Birjandi Mehdi, Ayatollahi Seyyed Mohammad Taghi, Pourahmad Saeedeh, Safarpour Ali Reza
Department of Biostatistics, School of Medicine, Shiraz University of Medical Sciences, Shiraz, IR Iran.
Gastroenterohepatology Research Center, Shiraz University of Medical Sciences, Shiraz, IR Iran.
Iran Red Crescent Med J. 2016 Aug 9;18(11):e32858. doi: 10.5812/ircmj.32858. eCollection 2016 Nov.
Non-alcoholic fatty liver disease (NAFLD) is the most common form of liver disease in many parts of the world.
The aim of the present study was to identify the most important factors influencing NAFLD using a classification tree (CT) to predict the probability of NAFLD.
This cross-sectional study was conducted in Kavar, a town in the south of Fars province, Iran. A total of 1,600 individuals were selected for the study via the stratified method and multiple-stage cluster random sampling. A total of 30 demographic and clinical variables were measured for each individual. Participants were divided into two datasets: testing and training. We used the training dataset (1,120 individuals) to build the CT and the testing dataset (480 individuals) to assess the CT. The CT was also used to estimate class and to predict fatty liver occurrence.
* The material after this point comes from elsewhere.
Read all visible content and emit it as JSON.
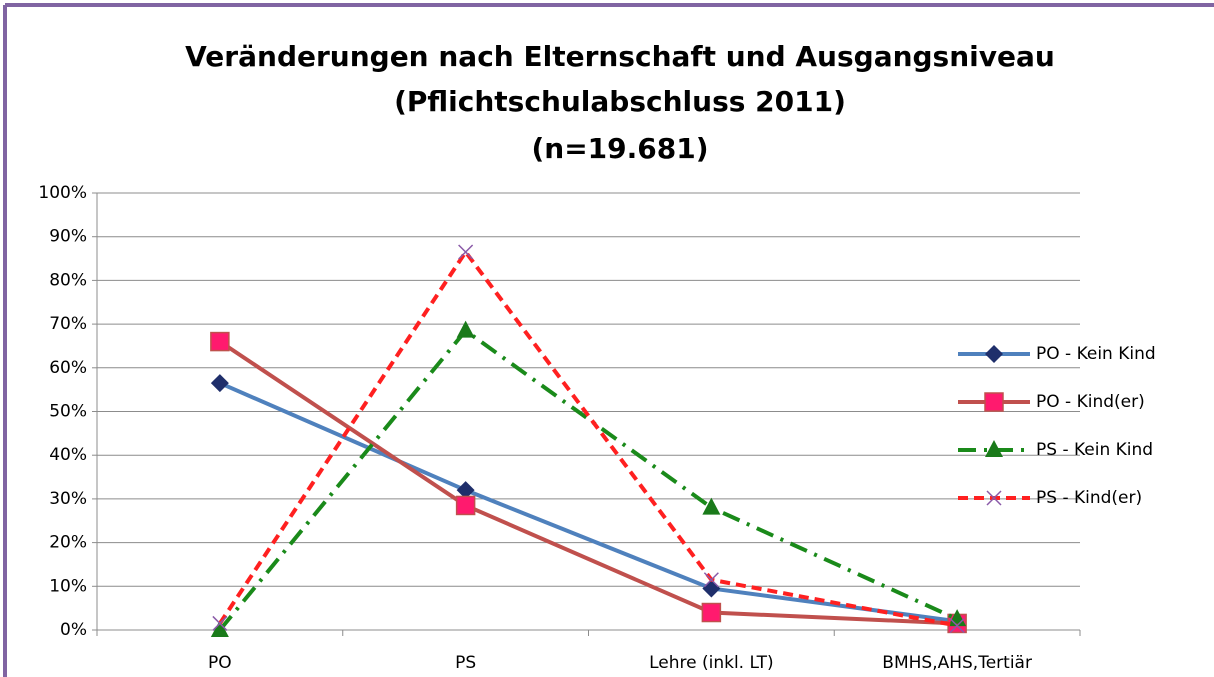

NAFLD was diagnosed in 22% of the individuals in the sample. Our findings revealed that the following variables, based on univariate analysis, had a significant association with NAFLD: marital status, history of hepatitis B vaccine, history of surgery, body mass index (BMI), waist-hip ratio (WHR), systolic blood pressure (SBP), diastolic blood pressure (DBP), high-density lipoprotein (HDL), triglycerides (TG), alanine aminotransferase (ALT), cholesterol (CHO0, aspartate aminotransferase (AST), glucose (GLU), albumin (AL), and age (P < 0.05). The main affecting variables for predicting NAFLD based on the CT and in order of importance were as follows: BMI, WHR, triglycerides, glucose, SBP, and alanine aminotransferase. The goodness of fit model based on the training and testing datasets were as follows: prediction accuracy (80%, 75%), sensitivity (74%, 73%), specificity (83%, 77%), and the area under the receiver operating characteristic (ROC) curve (78%, 75%), respectively.
The CT is a suitable and easy-to-interpret approach for decision-making and predicting NAFLD.
非酒精性脂肪性肝病(NAFLD)是世界许多地区最常见的肝脏疾病形式。
本研究的目的是使用分类树(CT)来识别影响NAFLD的最重要因素,以预测NAFLD的发生概率。
这项横断面研究在伊朗法尔斯省南部的一个城镇卡瓦尔进行。通过分层方法和多阶段整群随机抽样,共选择了1600名个体进行研究。为每个个体测量了总共30个人口统计学和临床变量。参与者被分为两个数据集:测试集和训练集。我们使用训练数据集(1120名个体)构建CT,并使用测试数据集(480名个体)评估CT。CT还用于估计类别并预测脂肪肝的发生。
样本中22%的个体被诊断为NAFLD。我们的研究结果显示,基于单变量分析,以下变量与NAFLD有显著关联:婚姻状况、乙肝疫苗接种史、手术史、体重指数(BMI)、腰臀比(WHR)、收缩压(SBP)、舒张压(DBP)、高密度脂蛋白(HDL)、甘油三酯(TG)、丙氨酸转氨酶(ALT)、胆固醇(CHO)、天冬氨酸转氨酶(AST)、葡萄糖(GLU)、白蛋白(AL)和年龄(P<0.05)。基于CT预测NAFLD的主要影响变量及其重要性顺序如下:BMI、WHR、甘油三酯、葡萄糖、SBP和丙氨酸转氨酶。基于训练集和测试集的拟合优度模型如下:预测准确率(80%,75%)、敏感性(74%,73%)、特异性(83%,77%)以及受试者操作特征(ROC)曲线下面积(78%,75%)。
CT是一种适用于决策和预测NAFLD的易于解释的方法。